I wonder how many people have been killed or seriously injured since the first time it was officially recognised how dangerous and stupid 'smart' motorways are?

As work persists on our local motorway, it continues to annoy everyone with loud through the night works going on, then traffic chaos at the weekends when it is shut for more work.

Someone is either making a lot of money, or will lose a lot of money in fines written into a terrible contract with the contractors, to see these abomonations through to completion - which is far more important than people's lives. 

gareth9702 2 November 2021
Some good sense from the MPs. The flow advantages from the consistency of reduced speed can be believed because of the non-linearities of traffic dynamics. Other than that all the other aspects of smart motorways are second-best solutions to the problem of over-capacity.
Sulphur Man 2 November 2021


Well put. Regulating traffic speed can help with congestion management. Smart motorways are a lesson in not to tinker at the edges of the main problem - too many car journeys. 
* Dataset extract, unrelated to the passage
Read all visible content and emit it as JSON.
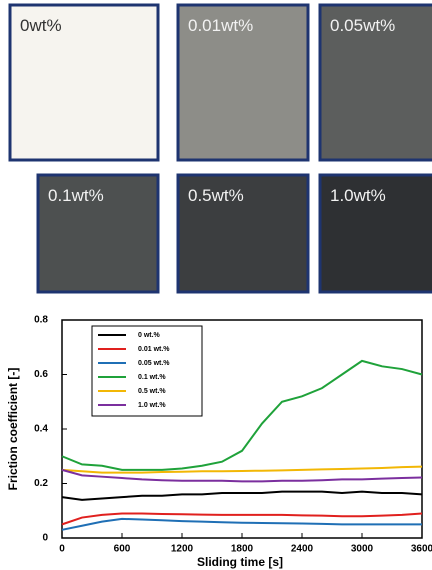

Torque Stear 2 November 2021
gareth9702 wrote:

Some good sense from the MPs. The flow advantages from the consistency of reduced speed can be believed because of the non-linearities of traffic dynamics. Other than that all the other aspects of smart motorways are second-best solutions to the problem of over-capacity.

By good sense do you mean panders to my pre-existing beliefs, this appears to be what MPs have done. 

Highways England's own report showed that ALR smart motorways were on average safer than a non smart motorway in terms of casualties per km of driving. The Office of Rail and Road reviewed the evidence and supported the conclusions but did make the case that more running data is needed but that it would be unlikely to alter the conclusions.

The data did indicate that accidents between stationary and moving vehicles were more likely on Smart Motorways however there are technological fixes to that which will further increase the safety benefit compared to conventional motorways.

The idea that due to incomplete data we should stop rolling out smart motorways until we have "better data" is a terrible one which again panders to a cognative bias (status quo bias).

If we don't proceed with more smart motorways we leave more people on non smart motorways which are more dangerous, cause more congestion which increases traffic accidents and force more traffic on to more dangerous A-roads which will also be more congested.

On the ballance of probabilities we should continue to roll out smart motorways. Which is what the professionals with engineering and maths degrees suggest as opposed to the lawyers and classics degree holders in the house of parliament want.

New road construction is politically impossible at the moment, the arguments I would make for it are that all new cars will be electric before any road building program is complete and that the UK has a low density of major roads compare to nations in europe. I'd also add that the Dutch drive as much as we do and one of their strategies for getting cycling to work is by building new roads to route cars away from where people are cycling.